Professor at the University of Jos

Etannibi Alemika is a professor of Criminology and the Sociology of Law at the University of Jos. In August 2015, he was one of seven individuals appointed to a newly formed anti-corruption board organized by President Muhammadu Buhari. His most widely cited article is titled Policing and Perceptions of Police in Nigeria, which was published in 1988.

== Early life and education ==
Alemika studied sociology at the University of Ibadan where he also got a master's degree in the same course. In 1985, he got a master's degree from University of Pennsylvania, graduating with distinction before he proceeded to obtain a doctorate degree in criminology.

== Academic career ==
He is a member of several organizations including the American Society of Criminology and Academy of Criminal Justice Sciences. In 2013, he posited the need for a Nigerian repository of information for use by security agencies that will aid and combat crime. In a 2017 lecture held in Lagos State, Alemika decried the situation of homeland security and called on legislators to create laws that will ensure effective policing in the Nigeria.

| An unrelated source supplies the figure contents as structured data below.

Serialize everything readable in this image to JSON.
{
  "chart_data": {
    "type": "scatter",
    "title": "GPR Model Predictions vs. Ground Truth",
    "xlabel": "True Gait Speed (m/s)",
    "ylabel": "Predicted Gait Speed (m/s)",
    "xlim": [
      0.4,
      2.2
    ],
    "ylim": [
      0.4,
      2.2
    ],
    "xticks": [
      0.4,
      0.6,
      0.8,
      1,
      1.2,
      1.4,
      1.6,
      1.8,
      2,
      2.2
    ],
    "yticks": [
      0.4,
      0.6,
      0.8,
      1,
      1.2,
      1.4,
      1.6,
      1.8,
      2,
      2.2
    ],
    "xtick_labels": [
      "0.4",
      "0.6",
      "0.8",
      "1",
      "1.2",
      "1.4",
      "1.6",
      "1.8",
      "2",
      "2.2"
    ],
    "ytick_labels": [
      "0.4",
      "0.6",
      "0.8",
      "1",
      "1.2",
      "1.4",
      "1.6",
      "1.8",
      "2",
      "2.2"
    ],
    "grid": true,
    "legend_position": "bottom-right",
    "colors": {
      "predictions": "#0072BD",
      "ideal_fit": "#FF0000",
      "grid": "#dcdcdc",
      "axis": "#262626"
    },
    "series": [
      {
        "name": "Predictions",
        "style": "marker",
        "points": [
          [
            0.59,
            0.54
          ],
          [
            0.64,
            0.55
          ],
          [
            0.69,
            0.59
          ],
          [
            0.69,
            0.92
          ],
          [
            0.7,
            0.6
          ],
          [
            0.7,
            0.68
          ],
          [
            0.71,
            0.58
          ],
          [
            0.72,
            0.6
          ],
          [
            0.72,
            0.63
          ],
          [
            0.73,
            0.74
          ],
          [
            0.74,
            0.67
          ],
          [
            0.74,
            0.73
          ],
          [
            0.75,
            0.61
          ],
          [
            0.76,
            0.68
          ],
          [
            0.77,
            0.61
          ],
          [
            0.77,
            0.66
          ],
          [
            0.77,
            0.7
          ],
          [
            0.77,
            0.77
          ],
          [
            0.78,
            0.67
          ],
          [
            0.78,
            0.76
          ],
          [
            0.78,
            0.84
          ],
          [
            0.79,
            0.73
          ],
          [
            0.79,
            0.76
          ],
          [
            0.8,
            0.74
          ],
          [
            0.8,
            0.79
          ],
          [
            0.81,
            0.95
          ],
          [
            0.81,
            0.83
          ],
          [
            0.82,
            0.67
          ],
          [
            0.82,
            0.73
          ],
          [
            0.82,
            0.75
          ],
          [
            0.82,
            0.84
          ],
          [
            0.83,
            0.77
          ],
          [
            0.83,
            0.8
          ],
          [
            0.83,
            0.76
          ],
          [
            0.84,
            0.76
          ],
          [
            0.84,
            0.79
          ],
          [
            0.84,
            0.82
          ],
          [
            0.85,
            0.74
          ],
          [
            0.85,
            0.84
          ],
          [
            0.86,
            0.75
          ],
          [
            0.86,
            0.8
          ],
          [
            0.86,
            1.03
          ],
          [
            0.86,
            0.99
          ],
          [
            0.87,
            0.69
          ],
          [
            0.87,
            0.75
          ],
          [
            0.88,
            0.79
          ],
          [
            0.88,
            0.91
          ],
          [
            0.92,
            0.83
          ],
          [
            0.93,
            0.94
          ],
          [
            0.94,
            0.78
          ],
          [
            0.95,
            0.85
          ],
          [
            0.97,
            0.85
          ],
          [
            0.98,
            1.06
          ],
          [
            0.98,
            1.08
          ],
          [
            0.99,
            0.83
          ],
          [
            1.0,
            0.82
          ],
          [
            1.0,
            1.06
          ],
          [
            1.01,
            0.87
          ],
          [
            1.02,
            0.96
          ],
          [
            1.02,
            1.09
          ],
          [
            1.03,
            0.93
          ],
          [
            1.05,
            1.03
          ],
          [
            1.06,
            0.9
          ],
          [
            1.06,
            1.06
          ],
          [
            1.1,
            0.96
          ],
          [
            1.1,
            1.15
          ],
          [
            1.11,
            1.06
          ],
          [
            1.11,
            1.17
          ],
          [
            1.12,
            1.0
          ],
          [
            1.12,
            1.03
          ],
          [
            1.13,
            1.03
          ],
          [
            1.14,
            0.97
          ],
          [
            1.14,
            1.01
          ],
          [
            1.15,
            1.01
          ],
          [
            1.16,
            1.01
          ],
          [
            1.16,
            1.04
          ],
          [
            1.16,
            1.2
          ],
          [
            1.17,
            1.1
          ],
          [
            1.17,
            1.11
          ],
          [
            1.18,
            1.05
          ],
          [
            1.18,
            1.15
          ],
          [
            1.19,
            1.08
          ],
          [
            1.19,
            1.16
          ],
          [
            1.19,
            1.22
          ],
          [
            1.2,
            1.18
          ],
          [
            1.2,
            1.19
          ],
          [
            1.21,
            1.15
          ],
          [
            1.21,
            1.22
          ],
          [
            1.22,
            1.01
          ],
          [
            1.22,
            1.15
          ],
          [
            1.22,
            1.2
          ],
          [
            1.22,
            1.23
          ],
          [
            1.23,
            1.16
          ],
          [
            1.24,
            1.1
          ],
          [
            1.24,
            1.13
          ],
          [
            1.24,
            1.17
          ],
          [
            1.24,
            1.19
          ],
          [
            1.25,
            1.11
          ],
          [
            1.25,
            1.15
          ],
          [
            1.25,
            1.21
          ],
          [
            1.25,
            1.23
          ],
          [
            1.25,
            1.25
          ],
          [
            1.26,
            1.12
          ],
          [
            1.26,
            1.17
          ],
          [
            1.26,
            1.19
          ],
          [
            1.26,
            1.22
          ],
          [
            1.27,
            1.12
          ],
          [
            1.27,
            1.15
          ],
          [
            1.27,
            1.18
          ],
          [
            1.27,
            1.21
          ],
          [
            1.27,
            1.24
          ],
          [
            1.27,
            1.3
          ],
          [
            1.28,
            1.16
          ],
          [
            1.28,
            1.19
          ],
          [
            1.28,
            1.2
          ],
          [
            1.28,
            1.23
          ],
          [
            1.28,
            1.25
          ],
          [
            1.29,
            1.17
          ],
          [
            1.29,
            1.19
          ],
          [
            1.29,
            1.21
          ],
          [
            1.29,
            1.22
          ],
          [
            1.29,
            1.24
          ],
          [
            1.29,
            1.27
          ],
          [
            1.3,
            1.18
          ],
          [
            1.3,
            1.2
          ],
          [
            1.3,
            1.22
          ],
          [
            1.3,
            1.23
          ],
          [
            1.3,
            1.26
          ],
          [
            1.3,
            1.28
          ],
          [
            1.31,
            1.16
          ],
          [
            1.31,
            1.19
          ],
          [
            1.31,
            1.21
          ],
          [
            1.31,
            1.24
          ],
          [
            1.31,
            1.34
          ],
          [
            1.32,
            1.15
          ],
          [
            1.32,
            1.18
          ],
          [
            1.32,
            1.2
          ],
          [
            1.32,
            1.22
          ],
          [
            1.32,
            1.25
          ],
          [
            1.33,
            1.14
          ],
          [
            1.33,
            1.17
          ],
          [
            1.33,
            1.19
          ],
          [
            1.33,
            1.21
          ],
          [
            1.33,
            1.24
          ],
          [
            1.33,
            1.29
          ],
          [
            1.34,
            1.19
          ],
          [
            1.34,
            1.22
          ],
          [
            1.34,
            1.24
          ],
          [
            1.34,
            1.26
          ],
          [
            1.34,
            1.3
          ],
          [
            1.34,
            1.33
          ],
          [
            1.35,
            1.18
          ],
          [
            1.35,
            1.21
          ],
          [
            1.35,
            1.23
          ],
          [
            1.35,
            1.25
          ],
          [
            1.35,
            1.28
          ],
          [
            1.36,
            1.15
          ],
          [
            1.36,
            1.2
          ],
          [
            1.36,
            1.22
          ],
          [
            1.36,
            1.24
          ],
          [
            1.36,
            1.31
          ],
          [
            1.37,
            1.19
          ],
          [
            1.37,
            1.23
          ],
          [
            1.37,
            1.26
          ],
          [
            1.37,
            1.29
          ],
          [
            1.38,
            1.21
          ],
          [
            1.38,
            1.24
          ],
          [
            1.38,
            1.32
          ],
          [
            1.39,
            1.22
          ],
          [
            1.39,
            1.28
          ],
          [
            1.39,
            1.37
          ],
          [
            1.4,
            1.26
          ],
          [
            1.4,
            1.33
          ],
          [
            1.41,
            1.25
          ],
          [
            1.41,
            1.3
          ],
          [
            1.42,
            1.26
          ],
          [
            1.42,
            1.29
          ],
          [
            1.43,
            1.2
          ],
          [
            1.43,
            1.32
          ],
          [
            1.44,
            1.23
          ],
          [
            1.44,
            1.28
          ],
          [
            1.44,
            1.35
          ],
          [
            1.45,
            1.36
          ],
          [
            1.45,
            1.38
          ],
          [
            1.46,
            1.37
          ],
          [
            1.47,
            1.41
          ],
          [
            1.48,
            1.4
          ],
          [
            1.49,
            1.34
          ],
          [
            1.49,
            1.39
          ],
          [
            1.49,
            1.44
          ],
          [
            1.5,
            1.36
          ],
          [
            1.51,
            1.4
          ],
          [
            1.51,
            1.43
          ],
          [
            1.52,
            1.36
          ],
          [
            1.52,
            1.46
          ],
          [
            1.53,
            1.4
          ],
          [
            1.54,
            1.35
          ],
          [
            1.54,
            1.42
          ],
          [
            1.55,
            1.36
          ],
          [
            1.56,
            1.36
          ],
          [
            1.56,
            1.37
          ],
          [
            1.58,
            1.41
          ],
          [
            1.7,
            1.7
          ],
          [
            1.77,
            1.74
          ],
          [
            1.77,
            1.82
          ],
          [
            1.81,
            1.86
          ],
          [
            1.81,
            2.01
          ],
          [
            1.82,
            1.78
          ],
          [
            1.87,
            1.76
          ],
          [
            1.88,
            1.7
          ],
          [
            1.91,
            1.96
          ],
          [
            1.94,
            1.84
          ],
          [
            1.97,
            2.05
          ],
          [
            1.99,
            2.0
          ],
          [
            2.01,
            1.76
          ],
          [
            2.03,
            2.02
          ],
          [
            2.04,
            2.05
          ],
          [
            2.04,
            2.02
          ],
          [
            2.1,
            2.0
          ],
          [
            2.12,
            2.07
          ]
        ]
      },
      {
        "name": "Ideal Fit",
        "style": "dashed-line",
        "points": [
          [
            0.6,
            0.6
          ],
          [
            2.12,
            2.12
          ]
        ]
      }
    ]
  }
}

== Administrative appointments ==
- Member, Buhari's anti-corruption war seven-man committee

== Personal life ==
=== Emily Alemika ===
He is married to Emily Alemika, who is also a professor. Emily, a lecturer in the department of public law, faculty of law, University of Jos was born with separated parents and worked as a maid in several homes before starting primary school at age 13. She has a diploma in law from Ahmadu Bello University and a master's degree in Criminal justice. She describes her husband as being solely responsible for her accomplishment in life and her saving grace. Explaining that he is a person who never uses gender as a discriminatory factor in issues. She is also the first professor of law from Kogi State.

In 2017, his wife was appointed as a member of the governing council at Kogi State University by Governor Yahaya Bello.